Adware-Anstieg um 70% im dritten Quartal 2008
Es gibt immer wieder Zahlen, bei denen mir der Atem stockt. Damit meine ich heute ausnahmsweise nicht die in der Bankenwelt „verdunsteten“ Milliarden oder die zufällig bei einem Erotik-Unternehmer aufgetauchten 17 Millionen Datensätze der Telekom, sondern schlich den nach wie vor ungeheuren Anstieg der Malware-Verbreitung.
Heute bekam ich eine Meldung der Panda Security Sicherheitslabore auf den Tisch – nach der Auswertung des dritten Quartalsberichtes 2008 stellt man dort fest, dass Adware im dritten Quartal 2008 die meisten Computer-Infektionen verursachte. Auf 37,49% aller weltweit infizierten Rechner konnte Panda mindestens ein Adware-Muster entdecken - das bedeutet einen Anstieg von 70% im Vergleich zum zweiten Quartal 2008 (22,03%).
Trotz eines kurzzeitigen Rückgangs bei der Adware-Verteilung in den Monaten April bis Juni geht damit die Tendenz im dritten Quartal wieder deutlich aufwärts. Mit 28,70% waren Trojaner für die zweithöchsten und Würmer mit 11,56% für die dritthöchsten Verbreitungsraten verantwortlich.
Trotz des deutlichen Anstiegs bei der Adware-Verbreitung bleibt der Trojaner mit fast 60 % der beliebteste Schädling bei Cyber-Kriminellen. Auch im dritten Quartal wurde keine andere Malware-Art in so vielen verschiedenen Varianten in Umlauf gebracht wie der Trojaner. Damit bewahrt er sich einmal mehr die Spitzenposition im Bereich der neu programmierten Schädlinge.
Im Umkehrschluss bedeutet diese Verteilung auch, dass zwar mehr Trojaner entwickelt wurden, dafür aber die verhältnismäßig wenigeren Adware-Muster aktiver waren und höhere Infektionen verursachen konnten - auch wenn sie im Bereich der neuen Malware “lediglich” den zweiten Platz mit 31,05% belegen. Das liegt vor allem daran, dass die Verbreitung von Trojanern zielgerichtet und heimlich erfolgt, d.h. ein Trojaner wird nicht an eine große Anzahl von Anwendern versendet - im Gegensatz zur Adware. Mit 4,53 % und 2.93 % gehören Würmer und Spyware zu den weiteren Malware-Arten, die viele Infektionen ausgelöst haben.
Die USA (31,16%) und Spanien (31%) waren im dritten Quartal 2008 die Länder mit den höchsten Infektionsraten. Es folgen Taiwan (27,23%), Polen (25,31%) und Argentinien (22,67%). Deutschland landet im weltweiten Ranking mit 14,59% auf Platz 14.

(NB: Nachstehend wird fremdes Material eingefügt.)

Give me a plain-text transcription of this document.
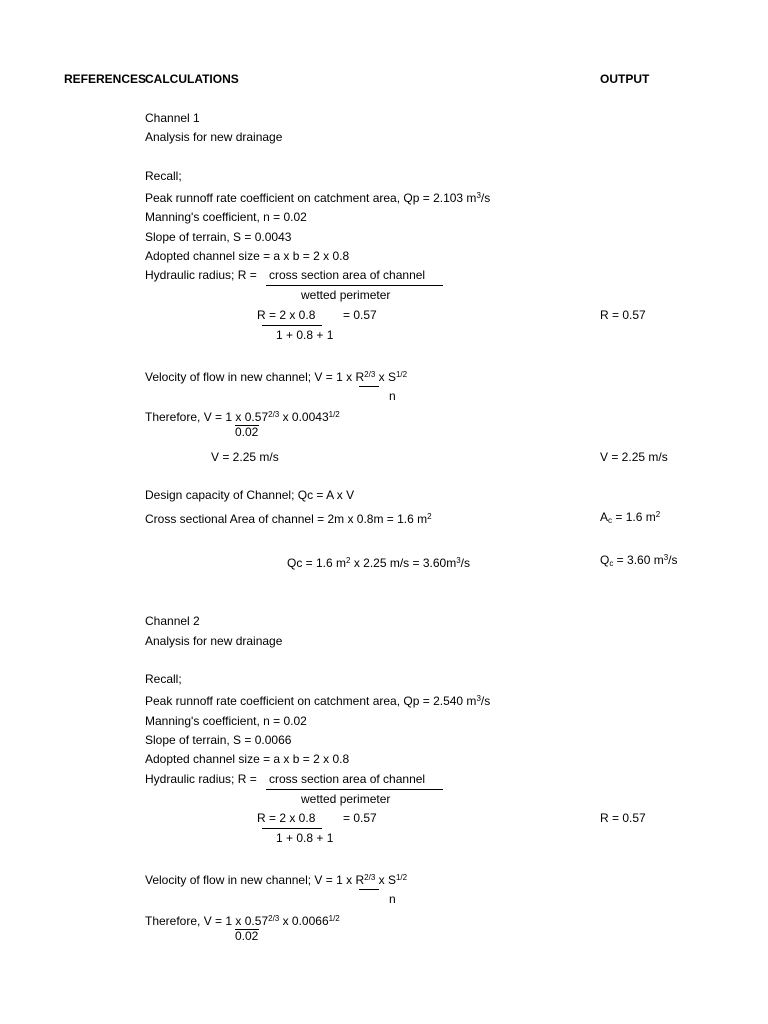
REFERENCES
CALCULATIONS	OUTPUT
Channel 1
Analysis for new drainage
Recall;
Peak runnoff rate coefficient on catchment area, Qp = 2.103 $m^3/s$
Manning's coefficient, n = 0.02
Slope of terrain, S = 0.0043
Adopted channel size = a x b = 2 x 0.8
Hydraulic radius; R = cross section area of channel
wetted perimeter
R = 2 x 0.8 = 0.57
1 + 0.8 + 1
R = 0.57
Velocity of flow in new channel; V = 1 x $R^{2/3}$ x $S^{1/2}$
n
Therefore, V = 1 x $0.57^{2/3}$ x $0.0043^{1/2}$
0.02
V = 2.25 m/s	V = 2.25 m/s
Design capacity of Channel; Qc = A x V
Cross sectional Area of channel = 2m x 0.8m = 1.6 $m^2$	$A_c = 1.6$ $m^2$
Qc = 1.6 $m^2$ x 2.25 $m/s = 3.60m^3/s$	$Q_c = 3.60$ $m^3/s$
Channel 2
Analysis for new drainage
Recall;
Peak runnoff rate coefficient on catchment area, Qp = 2.540 $m^3/s$
Manning's coefficient, n = 0.02
Slope of terrain, S = 0.0066
Adopted channel size = a x b = 2 x 0.8
Hydraulic radius; R = cross section area of channel
wetted perimeter
R = 2 x 0.8 = 0.57
1 + 0.8 + 1
R = 0.57
Velocity of flow in new channel; V = 1 x $R^{2/3}$ x $S^{1/2}$
n
Therefore, V = 1 x $0.57^{2/3}$ x $0.0066^{1/2}$
0.02
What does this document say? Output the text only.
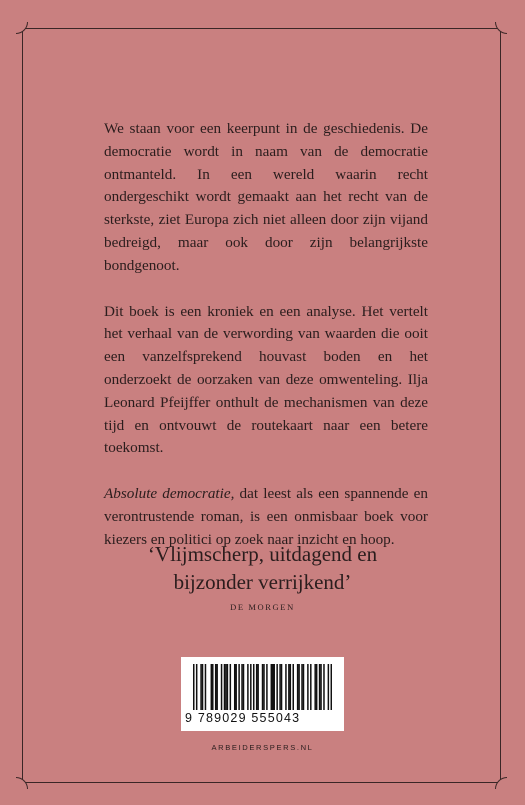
We staan voor een keerpunt in de geschiedenis. De democratie wordt in naam van de democratie ontmanteld. In een wereld waarin recht ondergeschikt wordt gemaakt aan het recht van de sterkste, ziet Europa zich niet alleen door zijn vijand bedreigd, maar ook door zijn belangrijkste bondgenoot.

Dit boek is een kroniek en een analyse. Het vertelt het verhaal van de verwording van waarden die ooit een vanzelfsprekend houvast boden en het onderzoekt de oorzaken van deze omwenteling. Ilja Leonard Pfeijffer onthult de mechanismen van deze tijd en ontvouwt de routekaart naar een betere toekomst.

Absolute democratie, dat leest als een spannende en verontrustende roman, is een onmisbaar boek voor kiezers en politici op zoek naar inzicht en hoop.

‘Vlijmscherp, uitdagend en
bijzonder verrijkend’
DE MORGEN
9 789029 555043
ARBEIDERSPERS.NL
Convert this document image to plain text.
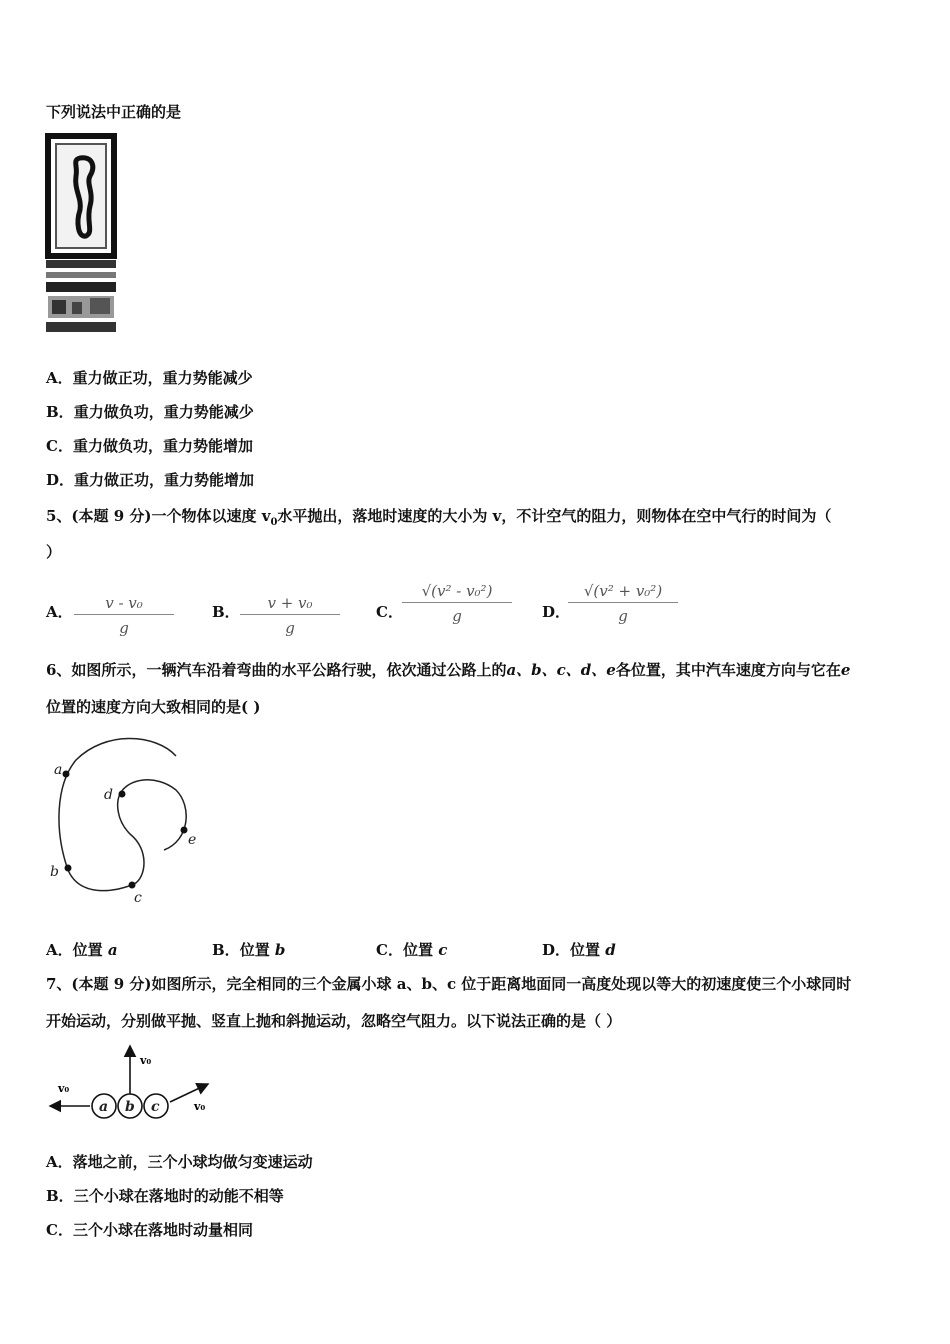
下列说法中正确的是
A．重力做正功，重力势能减少
B．重力做负功，重力势能减少
C．重力做负功，重力势能增加
D．重力做正功，重力势能增加
5、(本题 9 分)一个物体以速度 $v_0$水平抛出，落地时速度的大小为 v，不计空气的阻力，则物体在空中气行的时间为（
）
A． $\frac{\text{v - v₀}}{g}$	B． $\frac{\text{v + v₀}}{g}$ C． $\frac{\text{√(v² - v₀²)}}{g}$ D．
$\frac{\text{√(v² + v₀²)}}{g}$
6、如图所示，一辆汽车沿着弯曲的水平公路行驶，依次通过公路上的a、b、c、d、e各位置，其中汽车速度方向与它在e
位置的速度方向大致相同的是( )
a
b
c
d
e
A．位置 a	B．位置 b	C．位置 c	D．位置 d
7、(本题 9 分)如图所示，完全相同的三个金属小球 a、b、c 位于距离地面同一高度处现以等大的初速度使三个小球同时
开始运动，分别做平抛、竖直上抛和斜抛运动，忽略空气阻力。以下说法正确的是（ ）
a b c
v₀
v₀
v₀
A．落地之前，三个小球均做匀变速运动
B．三个小球在落地时的动能不相等
C．三个小球在落地时动量相同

Der hohe Adware-Anstieg im vergangenen Vierteljahr ist vor allem durch die zunehmende Verbreitung gefälschter Sicherheits-Software bedingt. Bei dieser Art von Täuschungsmanöver werden Computer-Nutzer über Warnmeldungen, die einen angeblichen Malware-Befall melden, zum Kauf eines Antiviren-Programms animiert, um ihr vermeintlich verseuchtes System zu desinfizieren. Mit den scheinbaren Security-Programmen konnten Online-Kriminelle in kürzester Zeit einen äußerst lukrativen Markt erobern. Dabei erzielen sie bei relativ geringem Aufwand beträchtliche, finanzielle Gewinne.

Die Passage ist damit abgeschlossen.